Isra yawned. Every now and then she stretched, the motion distinctly catlike, but mostly she leaned in against the counter, eyes fluttering shut as she fought to stay awake, at least until her coffee finished brewing. Usually she did it with an old school percolator, a fact which in her babysitter days had often filled her little section of the office with the scent of roasted beans flown all the way from her cousin’s plantation. She had good instinct and steady hands for it, always managing to save the coffee from becoming too bitter. Today, though, she was using her small, travel-worthy French press and was waiting for the grounds to steep.
Perhaps foolishly, Isra did not much care over the events of the weekend. Long disinterested in other people’s lives save for when they brushed flush against her own, a lack of privacy meant nothing to her. Neither did a security breach. Isra herself was too secure, emotionally, a gift or a curse from being the daughter of her father. Who could touch her? A death like hers was on par with some grand political assassination, not company subterfuge. If she was needed to combat something, well, Isra would rise to the occasion, but no one had asked her to do anything and thus she had spent her weekend in idle laziness, racking up her long distance phone bill talking to her sisters-in-law.
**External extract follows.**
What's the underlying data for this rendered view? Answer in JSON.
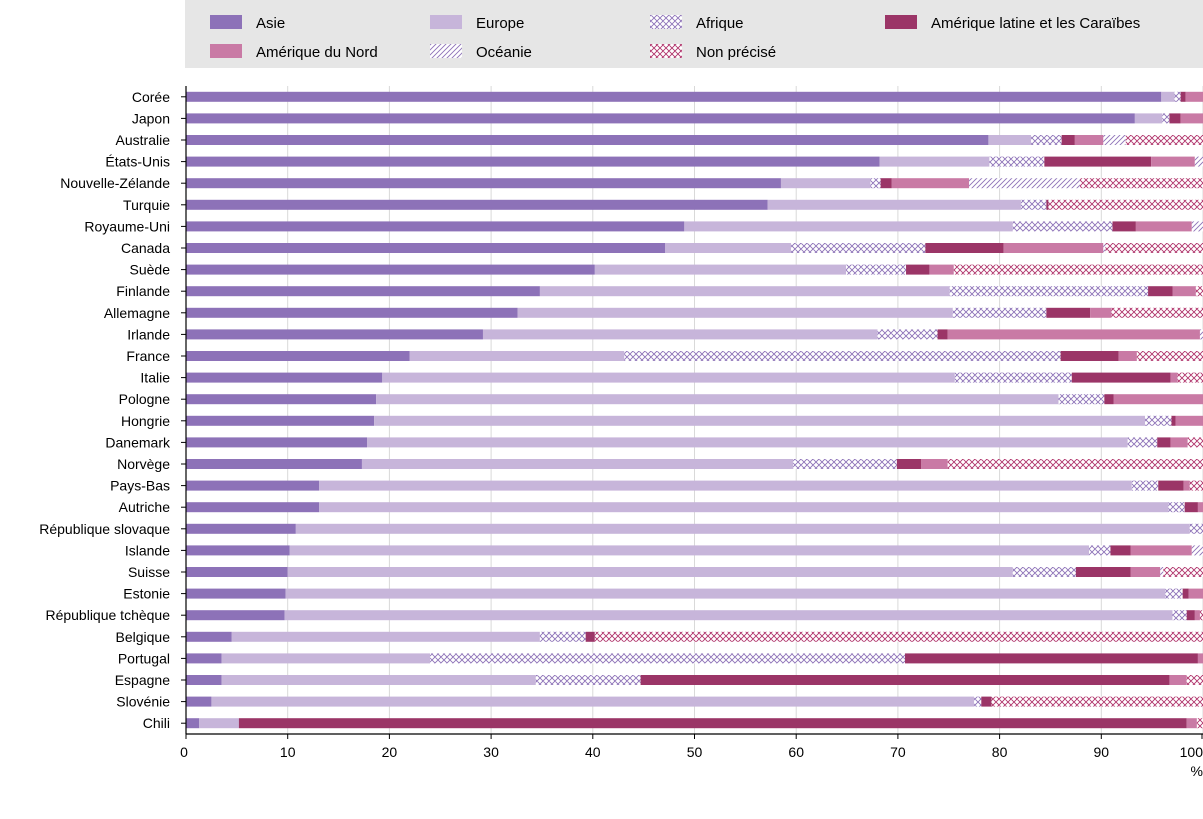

Still, she had stayed up rather late on Monday night, through entire fault of her own. Some club – she didn’t even remember its name now, just remembered the line she had walked past before going straight in. And then, of course, the gin slings, which required a partner in order to drink. That had been fun.
Bored, she took all the pins out of her hair and slowly, lazily wound her ponytail back up, re-pinning it into a messy chignon on her head. Today, she felt, was going to be a damn slow day.